The first two offer fairly comedic sequences that are fun but not especially meaningful. The third gives us a longer version of the scene that shows up mid-credits. While it’s always good to see more of the actor who features in that segment, the shorter cut in the movie works better.

Some featurettes follow, and From Symbiote to Screen lasts 20 minutes, three seconds. It delivers comments from director Ruben Fleischer, VFX supervisor Paul Franklin, filmmaker Kevin Smith, producers Avi Arad and Matt Tolmach, production designer Oliver Scholl, and actors Tom Hardy, Riz Ahmed, Jenny Slate, and Michelle Williams.

“Symbiote” looks at Venom’s usage in the original comics as well as his adaptation for the movies, other characters, cast and performances.

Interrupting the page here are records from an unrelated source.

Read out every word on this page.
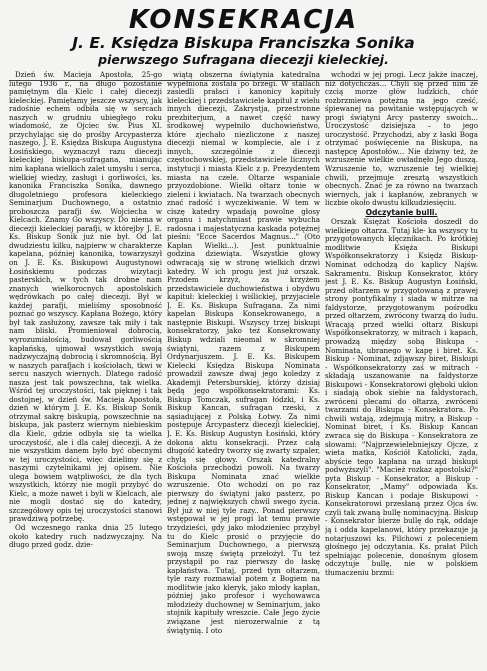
KONSEKRACJA
J. E. Księdza Biskupa Franciszka Sonika
pierwszego Sufragana diecezji kieleckiej.

Dzień św. Macieja Apostoła, 25-go lutego 1936 r., na długo pozostanie pamiętnym dla Kielc i całej diecezji kieleckiej. Pamiętamy jeszcze wszyscy, jak radośnie echem odbiła się w sercach naszych w grudniu ubiegłego roku wiadomość, że Ojciec św. Pius XI. przychylając się do prośby Arcypasterza naszego, J. E. Księdza Biskupa Augustyna Łosińskiego, wyznaczył razu diecezji kieleckiej biskupa-sufragana, mianując nim kapłana wielkich zalet umysłu i serca, wielkiej wiedzy, zasługi i gorliwości, ks. kanonika Franciszka Sonika, dawnego długoletniego profesora kieleckiego Seminarjum Duchownego, a ostatnio proboszcza parafji św. Wojciecha w Kielcach. Znamy Go wszyscy. Do niema w diecezji kieleckiej parafji, w którejby J. E. Ks. Biskup Sonik już nie był. Od lat dwudziestu kilku, najpierw w charakterze kapelana, później kanonika, towarzyszył on J. E. Ks. Biskupowi Augustynowi Łosińskiemu podczas wizytacji pasterskich, w tych tak drobne nam znanych wielkorocnych apostolskich wędrówkach po całej diecezji. Był w każdej parafji, mieliśmy sposobność poznać go wszyscy. Kapłana Bożego, który był tak zasłużony, zawsze tak miły i tak nam bliski. Promieniował dobrocią, wyrozumiałością, budował gorliwością kapłańską, ujmował wszystkich swoją nadzwyczajną dobrocią i skromnością. Byl w naszych parafjach i kościołach, tkwi w sercu naszych wiernych. Dlatego radość nasza jest tak powszechna, tak wielka. Wśród tej uroczystości, tak pięknej i tak dostojnej, w dzień św. Macieja Apostoła, dzień w którym J. E. Ks. Biskup Sonik otrzymał sakrę biskupią, powszechnie na biskupa, jak pasterz wiernym niebieskim dla Kielc, gdzie odbyła się ta wielka uroczystość, ale i dla całej diecezji. A że nie wszystkim danem było być obecnymi w tej uroczystości, więc dzielimy się z naszymi czytelnikami jej opisem. Nie ulega bowiem wątpliwości, że dla tych wszystkich, którzy nie mogli przybyć do Kielc, a może nawet i byli w Kielcach, ale nie mogli dostać się do katedry, szczegółowy opis tej uroczystości stanowi prawdziwą potrzebę.

Od wczesnego ranka dnia 25 lutego około katedry ruch nadzwyczajny. Na długo przed godz. dzie-

wiątą obszerna świątynia katedralna wypełniona została po brzegi. W stallach zasiedli prałaci i kanonicy kapituły kieleckiej i przedstawiciele kapituł z wielu innych diecezji, Zakrystja, przestronne prezbiterjum, a nawet część nawy środkowej wypełniło duchowieństwo, które zjechało niezliczone z naszej diecezji niemal w komplecie, ale i z innych, szczególnie z diecezji częstochowskiej, przedstawiciele licznych instytucji i miasta Kielc z p. Prezydentem miasta na czele. Oltarze wspaniale przyozdobione. Wielki ołtarz tonie w zieleni i kwiatach. Na twarzach obecnych znać radość i wyczekiwanie. W tem w ciszę katedry wpadają powolne głosy organu i natychmiast prawie wybucha radosna i majestatyczna kaskada potężnej pieśni: "Ecce Sacerdos Magnus..." (Oto Kapłan Wielki...). Jest punktualnie godzina dziewiąta. Wszystkie głowy odwracają się w stronę wielkich drzwi katedry. W ich progu jest już orszak. Przodem krzyż, za krzyżem przedstawiciele duchowieństwa i obydwu kapituł: kieleckiej i wiślickiej, przyjaciele J. E. Ks. Biskupa Sufragana. Za nimi kapelan Biskupa Konsekrowanego, a następnie Biskupi. Wszyscy trzej biskupi konsekratorzy, jako też Konsekrowany Biskup wdziali nieomal w skromniej świątyni, razem z Biskupem Ordynarjuszem. J. E. Ks. Biskupem Kielecki Księdza Biskupa Nominata prowadził zawsze dwaj jego koledzy z Akademji Petersburskiej, którzy dzisiaj będą jego współkonsekratorami: Ks. Biskup Tomczak, sufragan łódzki, i Ks. Biskup Kancan, sufragan rzeski, z sąsiadującej z Polską Łotwy. Za nimi postępuje Arcypasterz diecezji kieleckiej, J. E. Ks. Biskup Augustyn Łosiński, który dokona aktu konsekracji. Przez całą długość katedry tworzy się zwarty szpaler, chylą się głowy. Orszak katedralny Kościoła przechodzi powoli. Na twarzy Biskupa Nominata znać wielkie wzruszenie. Oto wchodzi on po raz pierwszy do świątyni jako pasterz, po jednej z największych chwil swego życia. Był już w niej tyle razy.. Ponad pierwszy wstępował w jej progi lat temu prawie trzydzieści, gdy jako młodzieniec przybył tu do Kielc prosić o przyjęcie do Seminarjum Duchownego, a pierwszą swoją mszę świętą przełożył. Tu też przystąpił po raz pierwszy do łaskę kapłaństwa. Tutaj, przed tym ołtarzem, tyle razy rozmawiał potem z Bogiem na modlitwie jako kleryk, jako młody kapłan, później jako profesor i wychowawca młodzieży duchownej w Seminarjum, jako stojnik kapituły wreszcie. Całe Jego życie związane jest nierozerwalnie z tą świątynią. I oto

wchodzi w jej progi. Lecz jakże inaczej, niż dotychczas... Chyli się przed nim ze czcią morze głów ludzkich, chór rozbrzmiewa potężną na jego cześć, śpiewanej na powitanie wstępujących w progi świątyni Arcy pasterzy swoich... Uroczystość dzisiejsza – to jego uroczystość. Przychodzi, aby z łaski Boga otrzymać poświęcenie na Biskupa, na następcę Apostołów... Nie dziwny też, że wzruszenie wielkie owładnęło Jego duszą. Wzruszenie to, wzruszenie tej wielkiej chwili, przejmuje zresztą wszystkich obecnych. Znać je za równo na twarzach wiernych, jak i kapłanów, zebranych w liczbie około dwustu kilkudziesięciu.

Odczytanie bulli.

Orszak Księżat Kościoła doszedł do wielkiego ołtarza. Tutaj kle- ka wszyscy tu przygotowanych klęcznikach. Po krótkiej modlitwie Księża Biskupi Współkonsekratorzy i Księdz Biskup-Nominat odchodzą do kaplicy Najśw. Sakramentu. Biskup Konsekrator, który jest J. E. Ks. Biskup Augustyn Łosiński, przed ołtarzem w przygotowaną z prawej strony pontyfikalny i siada w mitrze na faldystorze, przygotowanym pośrodku przed ołtarzem, zwrócony twarzą do ludu. Wracają przed wielki ołtarz Biskupi Współkonsekratorzy, w mitrach i kapach, prowadzą między sobą Biskupa - Nominata, ubranego w kapę i biret. Ks. Biskup - Nominat, zdjąwszy biret, Biskupi - Współkonsekratorzy zaś w mitrach - składają uszanowanie na faldystorze Biskupowi - Konsekratorowi głęboki ukłon i siadają obok siebie na faldystorach, zwróceni plecami do ołtarza, zwróceni twarzami do Biskupa - Konsekratora. Po chwili wstają, zdejmują mitry, a Biskup - Nominat biret, i Ks. Biskup Kancan zwraca się do Biskupa - Konsekratora ze słowami: "Najprzewielebniejszy Ojcze, z wieta matka, Kościół Katolicki, żąda, abyście tego kapłana na urząd biskupi podwyższyli". "Macież rozkaz apostolski?" pyta Biskup - Konsekrator, a Biskup - Konsekrator, „Mamy" odpowiada Ks. Biskup Kancan i podaje Biskupowi - Konsekratorowi przesłaną przez Ojca św. czyli tak zwaną bullę nominacyjną. Biskup - Konsekrator bierze bullę do rąk, oddaje ją i odda kapelanowi, który przekazuje ją notarjuszowi ks. Pilchowi z poleceniem głośnego jej odczytania. Ks. prałat Pilch spełniając polecenie, donośnym głosem odczytuje bullę, nie w polskiem tłumaczeniu brzmi:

It becomes a good overview.

With The Anti-Hero, we get a 10-minute, one-second reel with Hardy, Smith, Franklin, Arad, Tolmach, Fleischer, Scholl, Slate, Williams, Ahmed, co-writer Jeff Pinkner, prop master Josh Roth, production sound mixer Michael Koff, and actor Reid Scott.

Here we get more notes about Venom, Eddie and performances. In particular, the view of Hardy’s work makes this a useful show.

Next comes The Lethal Protector in Action, a nine-minute, 14-second piece that offers statements from Hardy, Franklin, Fleischer, 1st unit stunt coordinator Chris O’Hara, fight coordinator Tim Connolly, stunt double Jimmy Roberts, 2nd unit VFX supervisor Alexander Seaman, stunt rider Robbie Maddison and 2nd unit stunt coordinator Andy Gill.

As implied by the title, “Lethal” looks at stunts and action segments. It winds up as another fairly satisfying take on its topic.

Venom Vision fills seven minutes, two seconds with remarks from Fleischer, Tolmach, Pinkner, Smith, Franklin, Ahmed, Scott, and Williams. “Vision” mainly discusses Fleischer’s approach to the project, and it does its job, albeit in a fluffy way.

During the five-minute, 34-second Designing Venom, we hear from Fleischer, Franklin, Pinkner, Scholl, Tolmach, and Smith. We learn about the title role’s visual look and how the film brought him to life. It’s another engaging program.

Finally, Symbiote Secrets takes up two minutes, 40 seconds and throws out some Easter eggs. It throws out a quick look at these semi-hidden nuggets.

Under Select Scenes Pre-Vis, we find eight clips that fill a total of 13 minutes, 53 seconds. These use a split-screen format to compare final film footage to rough animation and rehearsal shots used to plan sequences. It becomes a fun way to see the material.

Two Music Videos appear, as we get clips for “Venom” by Eminem and “Sunflower” by Post Malone and Swae Lee. The former treats Eminem like a symbiote, so we see a succession of characters rap. It’s a pretty clever concept, even if its visual effects look awful.

“Sunflower” promotes Into the Spider-Verse, and it consists of footage from that movie. It’s a dull video.

We also find a Sneak Peek for Spider-Man: Into the Spider-Verse. This simply offers a three-minute, 34-second scene from the movie. Since Spider-Verse is already on screens, it doesn’t seem very useful – and it’s the same sequence that already shows up at the end of Venom.

The disc opens with ads for Alpha, Spider-Man: Into the Spider-Verse, The Girl in the Spider’s Web, The Front Runner and Searching. No trailer for Venom appears here.

As a comic book origin story, Venom provides a competent adventure. While it never excels, it creates a fairly entertaining package. The Blu-ray brings generally good picture as well as excellent audio and a decent selection of supplements. Though not a great action flick, Venom remains watchable.